- Born: 5 April 1921 Göttingen, German Empire
- Died: 18 February 2010 (aged 88) Göttingen, Germany
- Allegiance: Nazi Germany
- Branch: Schutzstaffel (SS)
- Service years: 1939-1945
- Rank: Obersturmführer
- Unit: 10th SS Panzer Division Frundsberg
- Conflicts: World War II Operation Northwind;
- Awards: Knight's Cross

= Erwin Bachmann =

German SS officer

Erwin Bachmann (5 May 1921 – 18 February 2010) was an Obersturmführer (Senior Storm Leader/First Lieutenant) in the Waffen SS during World War II. He was a recipient of the Knight's Cross of the Iron Cross, awarded by Nazi Germany to recognize battlefield bravery or successful military leadership during World War II.

== Early life ==
Bachmann was born on the 5 May 1921 in Reinhausen, Göttingen. He was educated at home until 1927 when he attended the local school in Reinhausen. After leaving school in April 1935, he started an apprenticeship with a local firm, passing his trade tests in 1938 he was given a position as an administrative assistant.
== World War II ==
In August 1939 he volunteered for the SS-VT and was assigned to the 2nd Company, SS Training and Reserve Battalion Germania stationed in Hamburg.
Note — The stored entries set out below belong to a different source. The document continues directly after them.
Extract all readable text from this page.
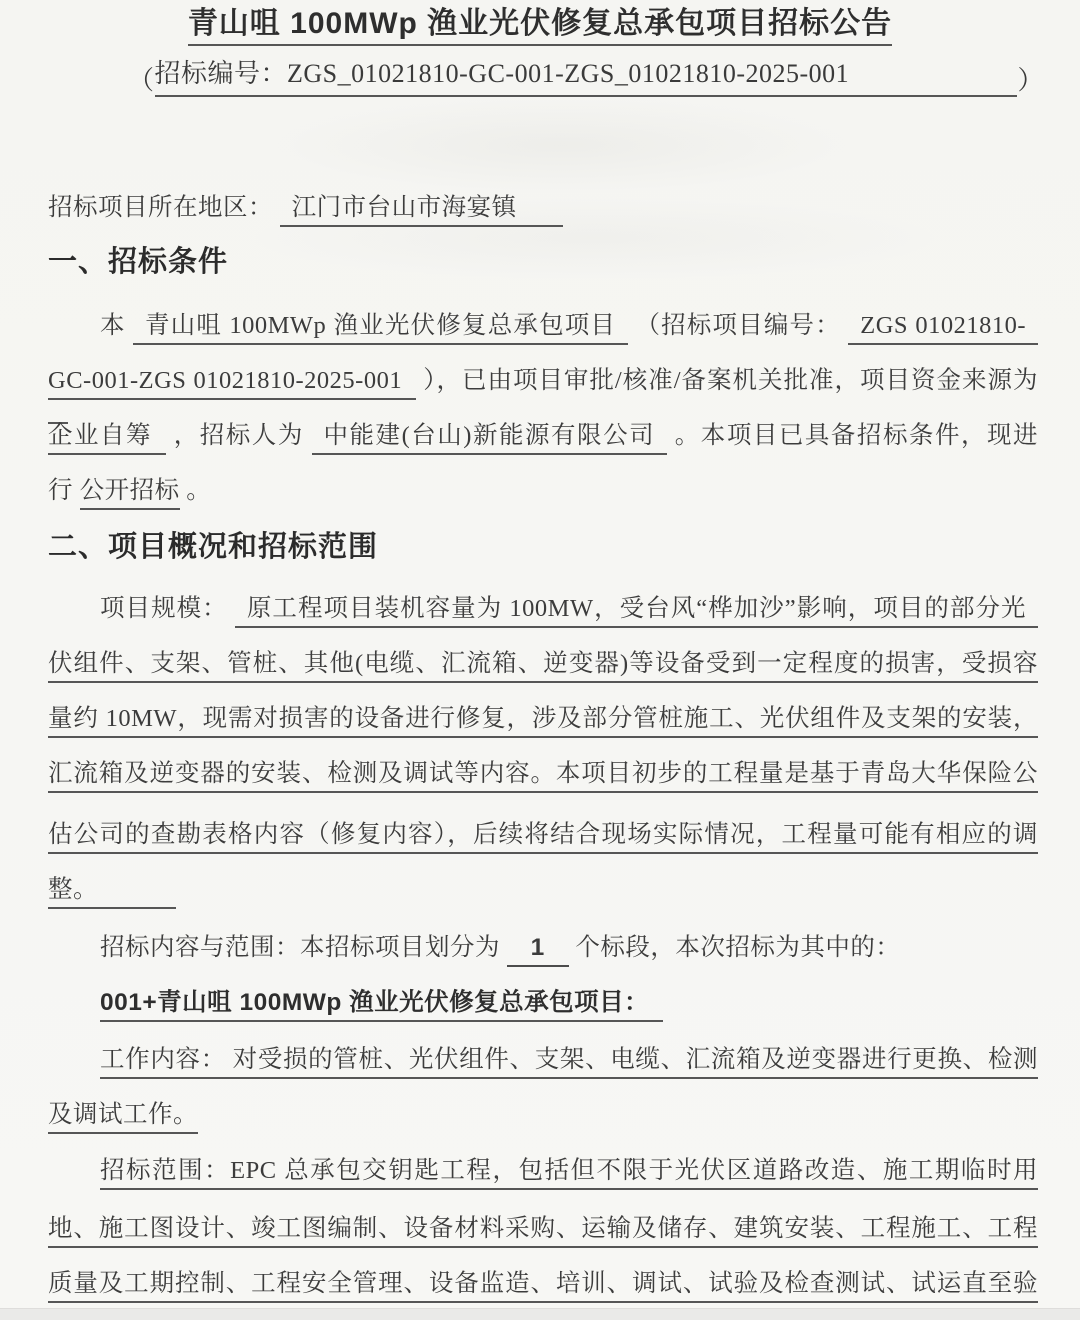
青山咀 100MWp 渔业光伏修复总承包项目招标公告
（ 招标编号：ZGS_01021810-GC-001-ZGS_01021810-2025-001	）
招标项目所在地区： 江门市台山市海宴镇
一、招标条件
本 青山咀 100MWp 渔业光伏修复总承包项目 （招标项目编号： ZGS 01021810-
GC-001-ZGS 01021810-2025-001 ），已由项目审批/核准/备案机关批准，项目资金来源为
企业自筹 ，招标人为 中能建(台山)新能源有限公司 。本项目已具备招标条件，现进
行 公开招标 。
二、项目概况和招标范围
项目规模： 原工程项目装机容量为 100MW，受台风“桦加沙”影响，项目的部分光
伏组件、支架、管桩、其他(电缆、汇流箱、逆变器)等设备受到一定程度的损害，受损容
量约 10MW，现需对损害的设备进行修复，涉及部分管桩施工、光伏组件及支架的安装，
汇流箱及逆变器的安装、检测及调试等内容。本项目初步的工程量是基于青岛大华保险公
估公司的查勘表格内容（修复内容），后续将结合现场实际情况，工程量可能有相应的调
整。
招标内容与范围：本招标项目划分为 1 个标段，本次招标为其中的：
001+青山咀 100MWp 渔业光伏修复总承包项目：
工作内容： 对受损的管桩、光伏组件、支架、电缆、汇流箱及逆变器进行更换、检测
及调试工作。
招标范围：EPC 总承包交钥匙工程，包括但不限于光伏区道路改造、施工期临时用
地、施工图设计、竣工图编制、设备材料采购、运输及储存、建筑安装、工程施工、工程
质量及工期控制、工程安全管理、设备监造、培训、调试、试验及检查测试、试运直至验
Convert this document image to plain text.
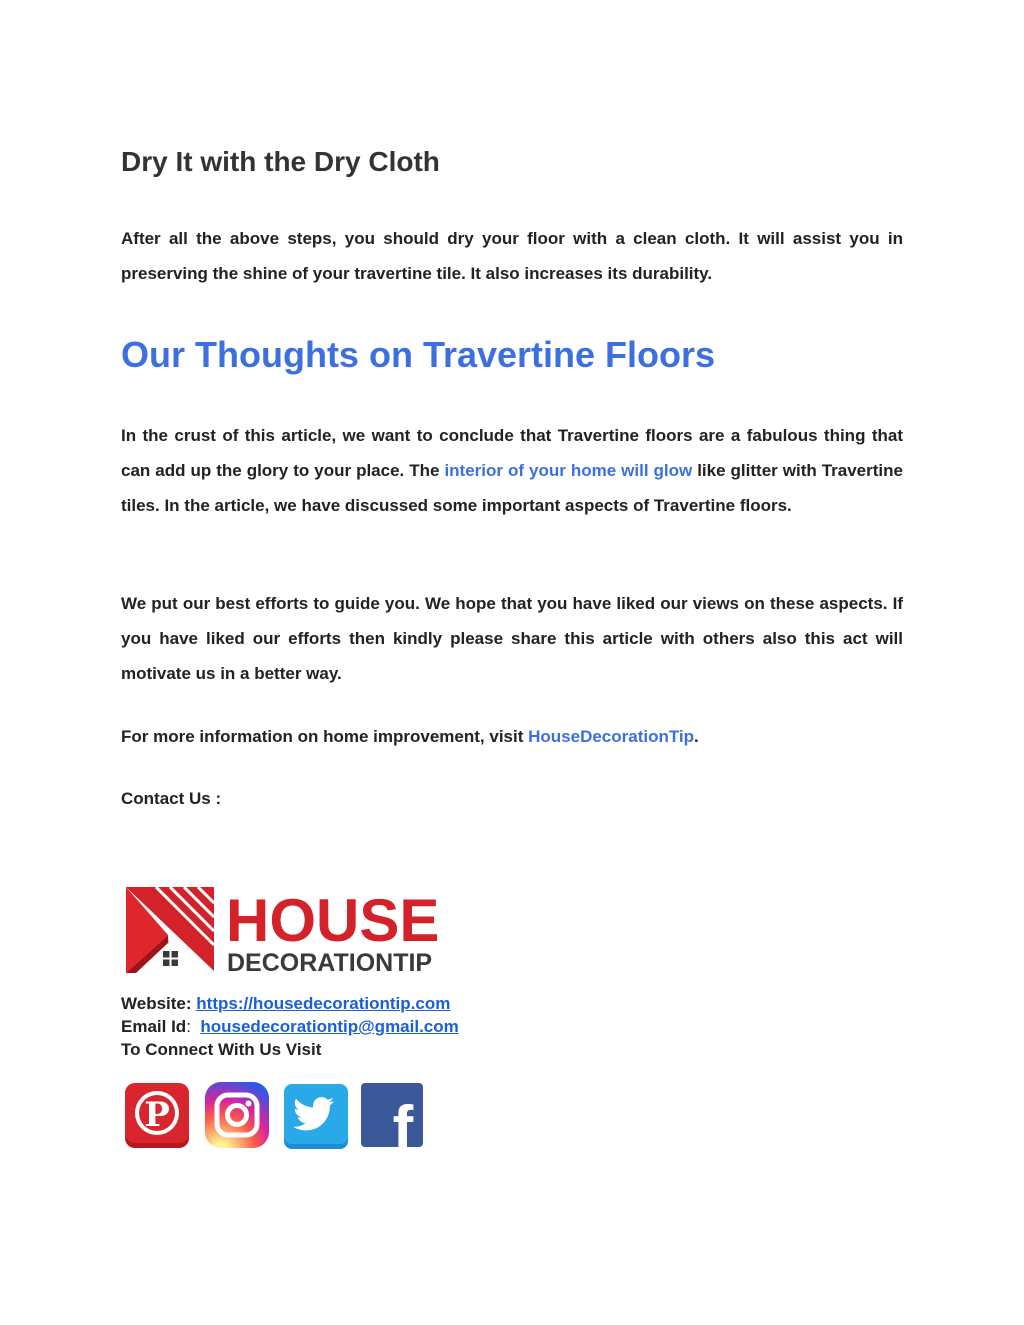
Dry It with the Dry Cloth

After all the above steps, you should dry your floor with a clean cloth. It will assist you in preserving the shine of your travertine tile. It also increases its durability.

Our Thoughts on Travertine Floors

In the crust of this article, we want to conclude that Travertine floors are a fabulous thing that can add up the glory to your place. The interior of your home will glow like glitter with Travertine tiles. In the article, we have discussed some important aspects of Travertine floors.

We put our best efforts to guide you. We hope that you have liked our views on these aspects. If you have liked our efforts then kindly please share this article with others also this act will motivate us in a better way.

For more information on home improvement, visit HouseDecorationTip.

Contact Us :

HOUSE
DECORATIONTIP
Website: https://housedecorationtip.com
Email Id: housedecorationtip@gmail.com
To Connect With Us Visit
P	f
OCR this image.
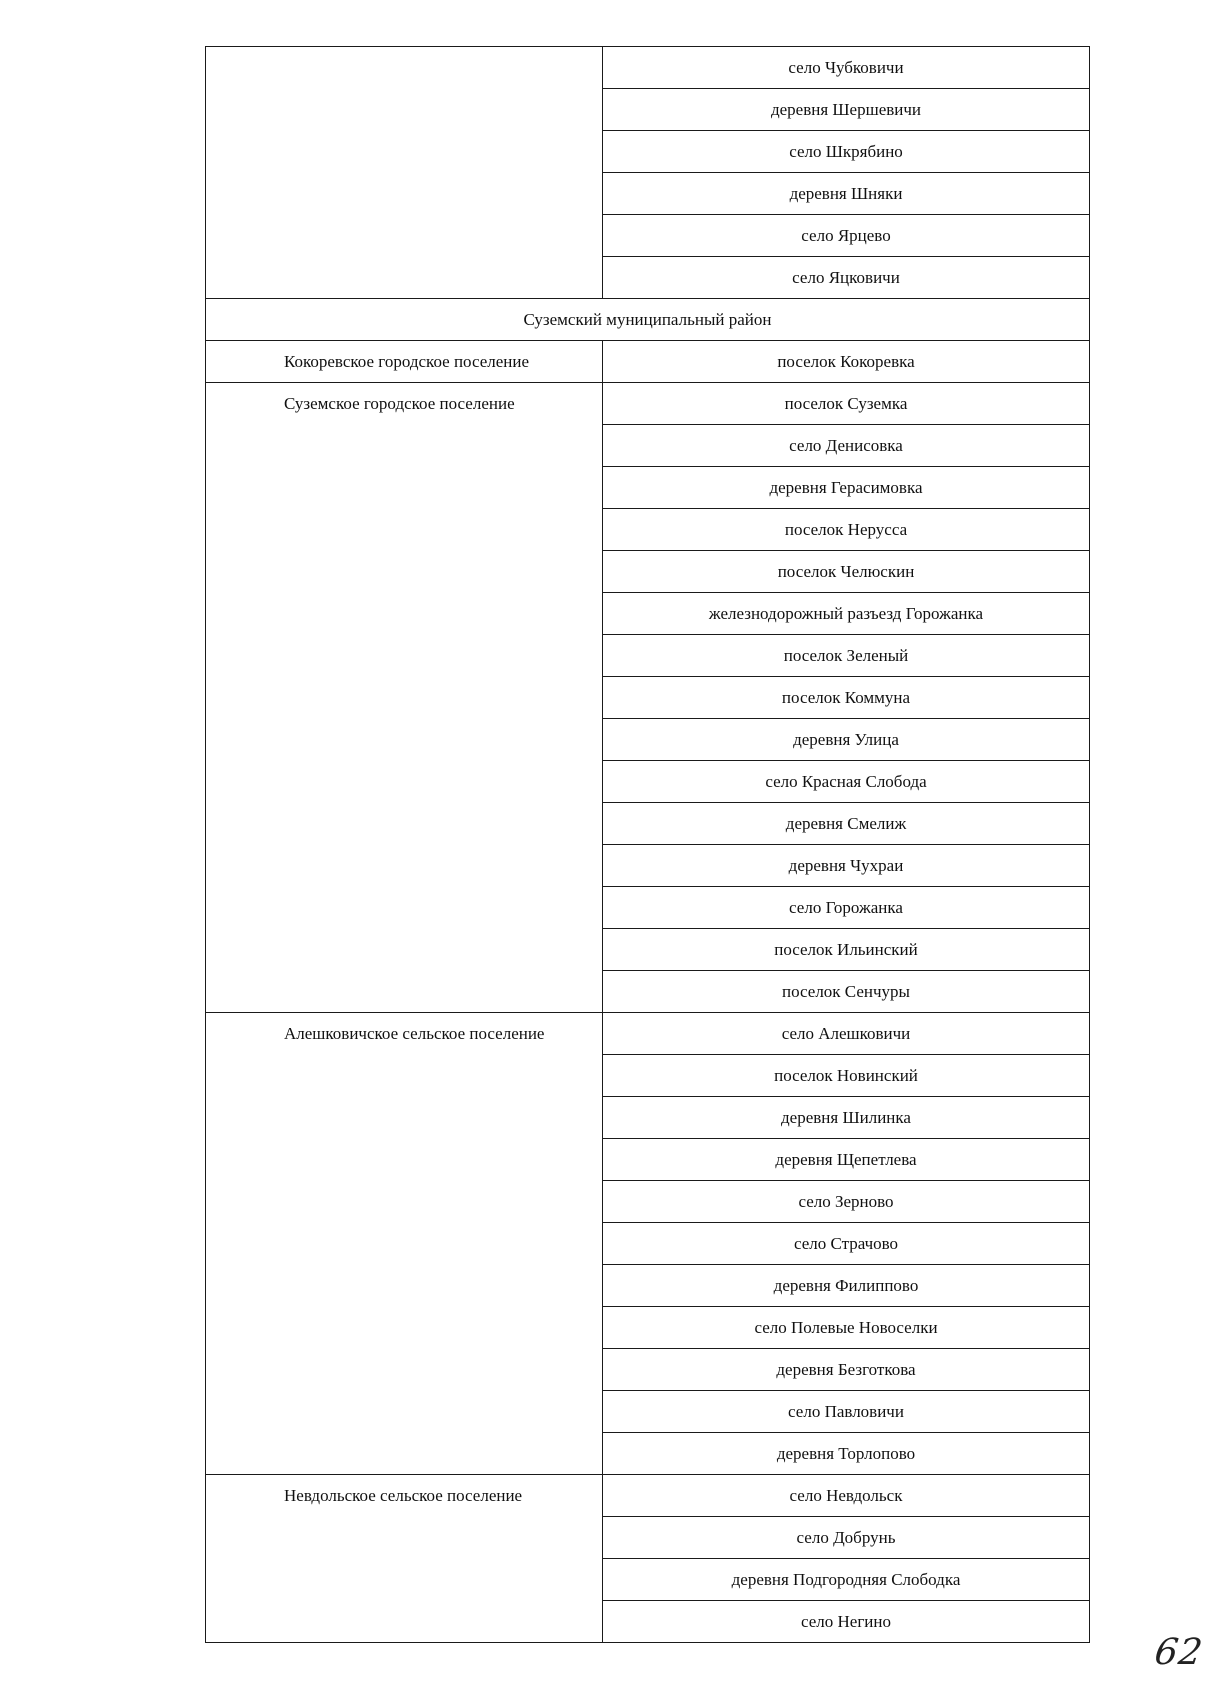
	село Чубковичи
	деревня Шершевичи
	село Шкрябино
	деревня Шняки
	село Ярцево
	село Яцковичи
Суземский муниципальный район	
Кокоревское городское поселение	поселок Кокоревка
Суземское городское поселение	поселок Суземка
	село Денисовка
	деревня Герасимовка
	поселок Нерусса
	поселок Челюскин
	железнодорожный разъезд Горожанка
	поселок Зеленый
	поселок Коммуна
	деревня Улица
	село Красная Слобода
	деревня Смелиж
	деревня Чухраи
	село Горожанка
	поселок Ильинский
	поселок Сенчуры
Алешковичское сельское поселение	село Алешковичи
	поселок Новинский
	деревня Шилинка
	деревня Щепетлева
	село Зерново
	село Страчово
	деревня Филиппово
	село Полевые Новоселки
	деревня Безготкова
	село Павловичи
	деревня Торлопово
Невдольское сельское поселение	село Невдольск
	село Добрунь
	деревня Подгородняя Слободка
	село Негино
62
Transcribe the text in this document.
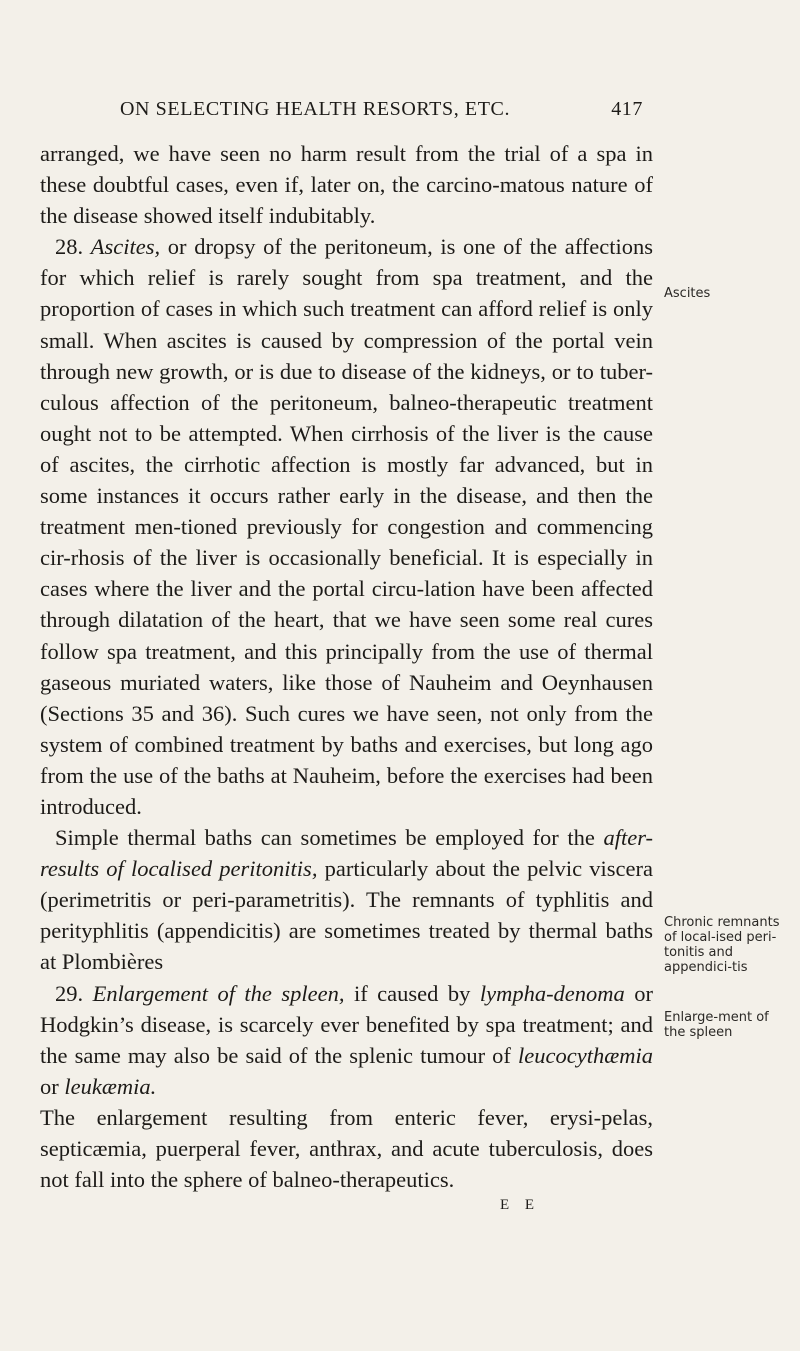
ON SELECTING HEALTH RESORTS, ETC.	417

arranged, we have seen no harm result from the trial of a spa in these doubtful cases, even if, later on, the carcino-matous nature of the disease showed itself indubitably.

28. Ascites, or dropsy of the peritoneum, is one of the affections for which relief is rarely sought from spa treatment, and the proportion of cases in which such treatment can afford relief is only small. When ascites is caused by compression of the portal vein through new growth, or is due to disease of the kidneys, or to tuber-culous affection of the peritoneum, balneo-therapeutic treatment ought not to be attempted. When cirrhosis of the liver is the cause of ascites, the cirrhotic affection is mostly far advanced, but in some instances it occurs rather early in the disease, and then the treatment men-tioned previously for congestion and commencing cir-rhosis of the liver is occasionally beneficial. It is especially in cases where the liver and the portal circu-lation have been affected through dilatation of the heart, that we have seen some real cures follow spa treatment, and this principally from the use of thermal gaseous muriated waters, like those of Nauheim and Oeynhausen (Sections 35 and 36). Such cures we have seen, not only from the system of combined treatment by baths and exercises, but long ago from the use of the baths at Nauheim, before the exercises had been introduced.

Simple thermal baths can sometimes be employed for the after-results of localised peritonitis, particularly about the pelvic viscera (perimetritis or peri-parametritis). The remnants of typhlitis and perityphlitis (appendicitis) are sometimes treated by thermal baths at Plombières

29. Enlargement of the spleen, if caused by lympha-denoma or Hodgkin’s disease, is scarcely ever benefited by spa treatment; and the same may also be said of the splenic tumour of leucocythæmia or leukæmia.

The enlargement resulting from enteric fever, erysi-pelas, septicæmia, puerperal fever, anthrax, and acute tuberculosis, does not fall into the sphere of balneo-therapeutics.

Ascites
Chronic remnants of local-ised peri-tonitis and appendici-tis
Enlarge-ment of the spleen
E E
At the end of the Polish Campaign he was posted as a machine gunner to the 11th Company SS Regiment Germania and took part in the Battle of France. He was promoted to Rottenführer (Corporal) in August 1941 and in September 1941 he was involved in Operation Barbarossa, the invasion of the Soviet Union until November 1941 when he returned to the SS Training and Reserve Battalion Germania.

He was then selected to become an officer and from February to June 1942 he was posted to the SS-Junkerschule (Officer Candidate School) in Bad Tölz and after graduation his first duties were in the SS Training and Reserve Battalion Germania which at the time was stationed in Arnhem in the Netherlands and he was promoted to Oberscharführer (Senior Squad Leader) in May 1942.

In September 1942 he volunteered for a posting with the SS Division Wiking until January 1943 and the formation of the new SS Division Frundsberg he was posted in as the adjutant of the 2nd Battalion, 10th SS Panzer Regiment, with the rank of Untersturmführer (Second Lieutenant).

In October 1943, he was given his first command, which was a platoon in the 3rd Company, 10th SS Panzer Frundsberg Division. After a short retraining course on the Sturmgeschütz (assault gun) he was given command of the 5th Company, Sturmgeschütz Battalion, and also promoted to Obersturmführer (First Lieutenant) in November 1944.

After the defeat in the Ardennes offensive, the Frundsberg Division in January 1945 was part of Army Group G and involved in Operation Nordwind together with the 6th SS Mountain Division Nord over the night of the 16–17 January in which they were tasked with making a breakthrough of the Allied line and forming a bridgehead at Hagenau for the following attack.

The attack was to be led by the 3rd Company, 10th SS Panzer Regiment with Obersturmführer Bachmann now the battalion adjutant in command. Mounted on a motorcycle, he attacked and destroyed a Sherman tank with a Panzerfaust in Herrlisheim; more Allied tanks were destroyed by the accompanying Panther tanks. In the following fighting, 60 prisoners were taken, and 20 Germans from the 553rd Volksgrenadier Division that had been captured by the Americans were released and rearmed. Also 12 Sherman tanks were captured intact. While there are no surviving official German military records of this happening, American combat logs from the 12th Armored Division confirm that the 43rd Tank Battalion was encircled inside Herrlisheim at this exact time.

The attack continued from Herrlisheim towards Drusenheim, and a further 9 tanks were destroyed. The captured Sherman tanks were formed into the 13th Company, 10th SS Panzer Regiment until the end of the war.

For these actions, Erwin Bachmann was awarded the Knight's Cross in February 1945.

Bachman was next in combat in Pomerania with the 1st Company at Christinenberg destroying a number of T-34 tanks. In May 1945, they moved west, and in the area of Göttingen–Sandbostel, they were captured by the British.

Bachmann died on 18 February 2010 and was buried in Göttingen.